Ketiga, tatsabut, yaitu mengelabui umat bahwa mereka adalah orang-orang yang selalu meneliti dengan cermat semua berita-berita yang sampai, dengan cara ini mereka melariskan pemikiran-pemikiran mereka dan menghindar dari segala macam bantahan dan kritikan kepada mereka. Sarana ini digunakan mereka sebagai senjata pembelaan dan sekaligus senjata untuk menyerang, senjata untuk membela pemikiran-pemikiran, perkataan-perkataan, dan perbuatan-perbuatan mereka, dan sekaligus menyerang siapa saja yang mengkritik dan menjelaskan kesalahan mereka.

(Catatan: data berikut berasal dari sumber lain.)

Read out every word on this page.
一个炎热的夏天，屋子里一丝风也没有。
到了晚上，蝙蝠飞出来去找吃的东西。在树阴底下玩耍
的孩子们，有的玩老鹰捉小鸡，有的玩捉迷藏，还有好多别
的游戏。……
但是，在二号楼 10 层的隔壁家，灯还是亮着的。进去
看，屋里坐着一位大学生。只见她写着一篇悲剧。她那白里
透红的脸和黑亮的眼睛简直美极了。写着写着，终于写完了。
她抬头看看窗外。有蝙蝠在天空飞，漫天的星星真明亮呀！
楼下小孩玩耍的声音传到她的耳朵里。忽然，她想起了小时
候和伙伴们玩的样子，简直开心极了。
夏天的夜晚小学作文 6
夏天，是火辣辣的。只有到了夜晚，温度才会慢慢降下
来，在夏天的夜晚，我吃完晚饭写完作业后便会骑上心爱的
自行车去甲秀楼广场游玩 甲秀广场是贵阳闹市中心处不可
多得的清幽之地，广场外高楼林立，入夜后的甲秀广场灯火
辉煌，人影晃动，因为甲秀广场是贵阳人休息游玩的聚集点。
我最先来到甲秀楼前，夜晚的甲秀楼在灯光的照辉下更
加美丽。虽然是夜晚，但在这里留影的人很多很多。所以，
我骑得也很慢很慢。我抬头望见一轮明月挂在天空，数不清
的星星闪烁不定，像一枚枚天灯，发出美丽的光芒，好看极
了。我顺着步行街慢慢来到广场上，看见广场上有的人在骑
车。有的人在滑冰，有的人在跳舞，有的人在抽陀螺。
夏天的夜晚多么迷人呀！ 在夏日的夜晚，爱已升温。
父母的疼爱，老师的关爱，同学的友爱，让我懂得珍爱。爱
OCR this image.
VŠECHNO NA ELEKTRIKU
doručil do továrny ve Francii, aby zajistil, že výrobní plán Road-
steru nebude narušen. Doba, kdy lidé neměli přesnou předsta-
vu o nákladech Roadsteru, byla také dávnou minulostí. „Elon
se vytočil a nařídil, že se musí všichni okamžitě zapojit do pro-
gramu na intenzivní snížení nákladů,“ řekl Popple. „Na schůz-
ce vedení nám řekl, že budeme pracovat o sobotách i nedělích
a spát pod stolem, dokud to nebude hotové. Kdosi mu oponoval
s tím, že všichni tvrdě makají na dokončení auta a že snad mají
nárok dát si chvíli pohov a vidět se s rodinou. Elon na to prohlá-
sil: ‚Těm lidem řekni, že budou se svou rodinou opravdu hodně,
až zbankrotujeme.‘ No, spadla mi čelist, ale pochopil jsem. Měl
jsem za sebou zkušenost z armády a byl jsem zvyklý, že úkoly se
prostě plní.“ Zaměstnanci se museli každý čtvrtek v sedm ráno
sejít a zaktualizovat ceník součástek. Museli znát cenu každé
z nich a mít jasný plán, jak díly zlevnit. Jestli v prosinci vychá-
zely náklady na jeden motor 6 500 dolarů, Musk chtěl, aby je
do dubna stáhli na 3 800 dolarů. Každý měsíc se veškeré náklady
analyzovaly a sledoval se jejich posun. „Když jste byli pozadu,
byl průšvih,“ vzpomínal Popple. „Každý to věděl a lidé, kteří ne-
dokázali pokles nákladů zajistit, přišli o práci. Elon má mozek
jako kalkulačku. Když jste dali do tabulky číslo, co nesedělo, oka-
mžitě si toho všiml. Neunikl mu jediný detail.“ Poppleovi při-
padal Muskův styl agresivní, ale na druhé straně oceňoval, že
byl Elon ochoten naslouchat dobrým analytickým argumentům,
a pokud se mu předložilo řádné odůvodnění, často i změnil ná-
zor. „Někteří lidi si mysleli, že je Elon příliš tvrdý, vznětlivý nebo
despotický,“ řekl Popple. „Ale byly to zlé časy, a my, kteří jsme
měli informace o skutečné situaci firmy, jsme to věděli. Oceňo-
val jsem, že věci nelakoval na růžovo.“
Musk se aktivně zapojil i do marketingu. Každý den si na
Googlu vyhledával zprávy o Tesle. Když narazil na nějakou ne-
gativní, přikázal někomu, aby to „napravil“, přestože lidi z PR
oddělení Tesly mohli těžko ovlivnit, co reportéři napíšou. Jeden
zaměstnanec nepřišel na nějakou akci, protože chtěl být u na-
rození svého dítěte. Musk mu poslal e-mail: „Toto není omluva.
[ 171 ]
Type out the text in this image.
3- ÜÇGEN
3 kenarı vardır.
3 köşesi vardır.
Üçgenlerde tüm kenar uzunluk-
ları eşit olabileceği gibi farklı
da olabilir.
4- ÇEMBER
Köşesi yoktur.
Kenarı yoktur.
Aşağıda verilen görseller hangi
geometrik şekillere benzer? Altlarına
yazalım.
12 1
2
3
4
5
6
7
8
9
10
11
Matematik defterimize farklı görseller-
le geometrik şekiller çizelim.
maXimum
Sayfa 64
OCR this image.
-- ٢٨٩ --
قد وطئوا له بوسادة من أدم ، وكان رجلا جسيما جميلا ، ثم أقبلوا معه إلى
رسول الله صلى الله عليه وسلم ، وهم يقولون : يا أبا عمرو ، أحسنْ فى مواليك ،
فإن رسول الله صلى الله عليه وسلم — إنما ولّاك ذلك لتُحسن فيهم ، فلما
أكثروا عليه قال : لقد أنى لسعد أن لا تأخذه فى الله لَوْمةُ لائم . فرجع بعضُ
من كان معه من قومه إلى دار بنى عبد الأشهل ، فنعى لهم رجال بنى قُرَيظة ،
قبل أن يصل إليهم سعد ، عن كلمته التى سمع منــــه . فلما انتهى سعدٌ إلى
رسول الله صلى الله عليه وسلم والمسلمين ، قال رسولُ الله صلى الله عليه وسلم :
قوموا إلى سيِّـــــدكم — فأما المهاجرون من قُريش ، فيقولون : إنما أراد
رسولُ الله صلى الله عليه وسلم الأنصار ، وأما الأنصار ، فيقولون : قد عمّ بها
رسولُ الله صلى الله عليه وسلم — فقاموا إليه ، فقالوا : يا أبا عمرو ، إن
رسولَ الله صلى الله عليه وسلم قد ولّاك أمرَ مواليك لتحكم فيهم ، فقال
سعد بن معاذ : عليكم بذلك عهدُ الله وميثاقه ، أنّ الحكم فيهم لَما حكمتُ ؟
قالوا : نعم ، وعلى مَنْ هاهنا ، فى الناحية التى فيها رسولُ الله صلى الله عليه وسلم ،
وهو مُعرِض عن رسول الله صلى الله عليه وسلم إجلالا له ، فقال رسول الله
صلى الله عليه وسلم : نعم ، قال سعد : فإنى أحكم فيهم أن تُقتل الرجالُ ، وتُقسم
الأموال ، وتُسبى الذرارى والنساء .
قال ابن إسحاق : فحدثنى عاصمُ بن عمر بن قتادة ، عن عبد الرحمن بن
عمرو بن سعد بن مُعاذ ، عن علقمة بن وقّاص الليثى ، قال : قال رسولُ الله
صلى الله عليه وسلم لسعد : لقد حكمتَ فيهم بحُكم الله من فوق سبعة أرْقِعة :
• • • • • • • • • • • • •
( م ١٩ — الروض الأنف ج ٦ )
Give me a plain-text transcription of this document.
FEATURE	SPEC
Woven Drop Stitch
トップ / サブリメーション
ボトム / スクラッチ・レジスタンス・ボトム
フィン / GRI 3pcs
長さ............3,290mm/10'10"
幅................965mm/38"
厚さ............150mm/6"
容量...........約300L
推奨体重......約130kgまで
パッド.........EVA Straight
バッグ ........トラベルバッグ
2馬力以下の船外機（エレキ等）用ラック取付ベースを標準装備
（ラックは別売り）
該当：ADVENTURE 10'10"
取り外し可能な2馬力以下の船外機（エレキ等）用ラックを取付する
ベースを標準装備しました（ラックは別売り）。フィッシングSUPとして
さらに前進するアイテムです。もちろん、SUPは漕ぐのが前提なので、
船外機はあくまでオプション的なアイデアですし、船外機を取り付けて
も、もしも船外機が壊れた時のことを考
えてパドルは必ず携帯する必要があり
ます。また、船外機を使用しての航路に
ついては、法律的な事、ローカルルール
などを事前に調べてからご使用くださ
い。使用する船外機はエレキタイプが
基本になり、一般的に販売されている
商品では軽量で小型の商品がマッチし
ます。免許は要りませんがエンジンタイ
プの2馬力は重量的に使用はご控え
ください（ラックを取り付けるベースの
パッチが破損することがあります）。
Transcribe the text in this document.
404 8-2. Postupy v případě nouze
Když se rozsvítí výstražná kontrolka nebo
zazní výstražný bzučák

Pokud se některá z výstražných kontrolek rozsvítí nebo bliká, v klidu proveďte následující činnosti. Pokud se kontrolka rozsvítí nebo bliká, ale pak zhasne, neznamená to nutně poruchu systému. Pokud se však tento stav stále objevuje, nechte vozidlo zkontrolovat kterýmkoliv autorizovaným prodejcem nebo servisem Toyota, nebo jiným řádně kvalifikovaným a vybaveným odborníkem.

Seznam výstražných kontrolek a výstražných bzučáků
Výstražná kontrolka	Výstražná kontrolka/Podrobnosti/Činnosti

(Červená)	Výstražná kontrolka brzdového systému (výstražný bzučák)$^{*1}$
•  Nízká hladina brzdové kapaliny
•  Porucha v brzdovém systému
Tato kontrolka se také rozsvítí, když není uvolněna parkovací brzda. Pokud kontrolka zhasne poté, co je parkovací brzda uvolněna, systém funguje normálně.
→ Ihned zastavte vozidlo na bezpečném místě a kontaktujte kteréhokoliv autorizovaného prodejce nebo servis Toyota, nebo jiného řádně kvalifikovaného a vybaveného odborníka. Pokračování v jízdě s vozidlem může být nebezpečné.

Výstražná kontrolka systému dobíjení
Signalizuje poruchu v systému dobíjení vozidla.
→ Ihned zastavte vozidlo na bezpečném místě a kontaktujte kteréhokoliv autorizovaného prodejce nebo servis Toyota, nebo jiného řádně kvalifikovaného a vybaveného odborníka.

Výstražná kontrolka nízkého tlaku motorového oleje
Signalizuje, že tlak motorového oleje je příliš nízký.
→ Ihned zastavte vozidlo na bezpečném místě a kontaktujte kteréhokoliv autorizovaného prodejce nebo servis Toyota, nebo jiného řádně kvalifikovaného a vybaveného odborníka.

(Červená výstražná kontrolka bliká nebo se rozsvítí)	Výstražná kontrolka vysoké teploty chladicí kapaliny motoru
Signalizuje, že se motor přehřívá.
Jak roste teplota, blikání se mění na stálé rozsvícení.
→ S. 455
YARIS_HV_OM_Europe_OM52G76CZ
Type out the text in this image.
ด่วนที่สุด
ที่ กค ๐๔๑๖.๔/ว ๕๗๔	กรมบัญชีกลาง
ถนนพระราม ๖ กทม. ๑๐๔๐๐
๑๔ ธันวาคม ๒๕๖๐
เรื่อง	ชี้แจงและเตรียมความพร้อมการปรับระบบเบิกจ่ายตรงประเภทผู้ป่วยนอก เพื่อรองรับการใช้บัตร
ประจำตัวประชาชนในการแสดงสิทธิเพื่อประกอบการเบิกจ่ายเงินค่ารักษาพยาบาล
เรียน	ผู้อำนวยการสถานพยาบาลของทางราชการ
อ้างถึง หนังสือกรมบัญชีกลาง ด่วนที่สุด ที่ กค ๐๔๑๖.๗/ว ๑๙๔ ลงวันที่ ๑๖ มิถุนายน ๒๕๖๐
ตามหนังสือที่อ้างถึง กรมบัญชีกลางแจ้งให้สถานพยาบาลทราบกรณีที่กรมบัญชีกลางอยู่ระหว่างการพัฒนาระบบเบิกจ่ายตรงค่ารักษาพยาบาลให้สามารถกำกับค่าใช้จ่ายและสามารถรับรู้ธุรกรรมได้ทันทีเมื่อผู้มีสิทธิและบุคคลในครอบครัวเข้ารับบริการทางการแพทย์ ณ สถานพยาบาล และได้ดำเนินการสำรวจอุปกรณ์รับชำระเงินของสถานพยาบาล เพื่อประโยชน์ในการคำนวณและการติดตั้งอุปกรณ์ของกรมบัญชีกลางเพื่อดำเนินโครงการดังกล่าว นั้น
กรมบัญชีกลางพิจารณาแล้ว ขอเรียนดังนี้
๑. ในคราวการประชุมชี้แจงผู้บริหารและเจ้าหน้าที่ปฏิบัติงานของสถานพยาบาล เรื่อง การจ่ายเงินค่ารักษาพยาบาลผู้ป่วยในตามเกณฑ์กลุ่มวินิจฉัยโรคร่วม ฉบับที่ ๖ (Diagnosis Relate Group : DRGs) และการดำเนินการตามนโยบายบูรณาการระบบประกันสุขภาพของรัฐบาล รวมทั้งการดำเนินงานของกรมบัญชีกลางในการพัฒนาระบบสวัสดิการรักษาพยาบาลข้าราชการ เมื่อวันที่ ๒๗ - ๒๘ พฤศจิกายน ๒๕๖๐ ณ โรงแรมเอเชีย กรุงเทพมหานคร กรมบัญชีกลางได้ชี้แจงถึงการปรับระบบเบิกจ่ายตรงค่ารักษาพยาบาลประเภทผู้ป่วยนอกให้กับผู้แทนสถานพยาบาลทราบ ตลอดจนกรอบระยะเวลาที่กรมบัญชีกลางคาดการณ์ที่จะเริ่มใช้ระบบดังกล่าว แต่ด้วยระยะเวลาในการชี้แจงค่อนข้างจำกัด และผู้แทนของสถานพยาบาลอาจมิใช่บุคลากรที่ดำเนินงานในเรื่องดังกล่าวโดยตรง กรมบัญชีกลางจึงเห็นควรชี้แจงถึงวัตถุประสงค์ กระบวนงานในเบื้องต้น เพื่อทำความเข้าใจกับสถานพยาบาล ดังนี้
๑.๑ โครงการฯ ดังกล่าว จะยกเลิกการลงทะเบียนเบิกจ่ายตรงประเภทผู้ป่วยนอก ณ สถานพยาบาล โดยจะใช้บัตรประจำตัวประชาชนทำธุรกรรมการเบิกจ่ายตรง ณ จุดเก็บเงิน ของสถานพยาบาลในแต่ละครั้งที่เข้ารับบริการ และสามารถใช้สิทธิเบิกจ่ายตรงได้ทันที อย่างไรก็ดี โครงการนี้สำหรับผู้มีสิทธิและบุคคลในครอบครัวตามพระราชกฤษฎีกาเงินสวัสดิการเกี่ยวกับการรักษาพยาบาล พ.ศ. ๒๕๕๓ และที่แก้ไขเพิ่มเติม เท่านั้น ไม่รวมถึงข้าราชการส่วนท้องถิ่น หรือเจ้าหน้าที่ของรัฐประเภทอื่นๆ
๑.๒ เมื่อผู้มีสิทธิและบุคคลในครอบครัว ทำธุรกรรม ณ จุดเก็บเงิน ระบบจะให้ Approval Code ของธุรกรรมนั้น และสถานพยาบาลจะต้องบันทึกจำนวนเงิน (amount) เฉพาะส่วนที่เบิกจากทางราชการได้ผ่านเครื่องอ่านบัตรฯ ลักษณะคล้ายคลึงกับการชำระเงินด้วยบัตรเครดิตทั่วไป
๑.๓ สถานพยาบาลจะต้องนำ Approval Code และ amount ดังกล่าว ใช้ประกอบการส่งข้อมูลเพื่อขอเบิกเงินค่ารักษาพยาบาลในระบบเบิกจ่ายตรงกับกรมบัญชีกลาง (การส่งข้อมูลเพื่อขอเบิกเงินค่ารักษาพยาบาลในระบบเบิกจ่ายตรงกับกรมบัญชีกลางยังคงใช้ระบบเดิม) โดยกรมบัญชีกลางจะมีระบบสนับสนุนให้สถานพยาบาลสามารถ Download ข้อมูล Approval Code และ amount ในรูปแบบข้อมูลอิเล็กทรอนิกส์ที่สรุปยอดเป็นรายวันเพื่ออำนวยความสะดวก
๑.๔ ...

Semua sarana ini mereka suguhkan kepada umat dengan bentuk yang mujmal (global), dengan kalimat-kalimat samar yang mengandung kebenaran dan kebatilan, dengan kebatilan dari kalimat-kalimat ini mereka hantam kebenaran, inilah cara-cara ahli bid’ah dari masa ke masa sebagaimana di jelaskan oleh Al-Imam Ibnul Qayyim dalam kitabnya Shawa’iq Mursalah 3/925, Allah telah melarang cara-cara seperti ini dalam kitab-Nya:
وَلاَ تَلْبِسُواْ الْحَقَّ بِالْبَاطِلِ وَتَكْتُمُواْ الْحَقَّ وَأَنتُمْ تَعْلَمُونَ
“Dan jangan kalian campur adukkan yang haq dengan yang batil dan janganlah kalian sembunyikan yang haq itu, sedang kalian mengetahui.” (QS. Al-Baqarah: 42)
Karena inilah -wahai saudara-saudaraku- waspadalah dan hati-hatilah terhadap kelompok sururiyyah ini! mereka adalah kelompok yang menyebarkan kebatilan dengan cara terselubung, mereka tidak segan-segan menerbitkan dan mencetak kitab-kitab ulama salafiyyin dan membagi-bagikannya pada acara-acara mereka, tetapi dengan menyelipkan dan membagikan bersamanya tulisan gembong-gembong mereka, dengan cara itu mereka kelabui umat bahwa pemikiran-pemikiran gembong-gembong mereka adalah sama dengan pemikiran-pemikiran ulama-ulama Salafiyyin. (Al-Quthbiyyah hal. 158).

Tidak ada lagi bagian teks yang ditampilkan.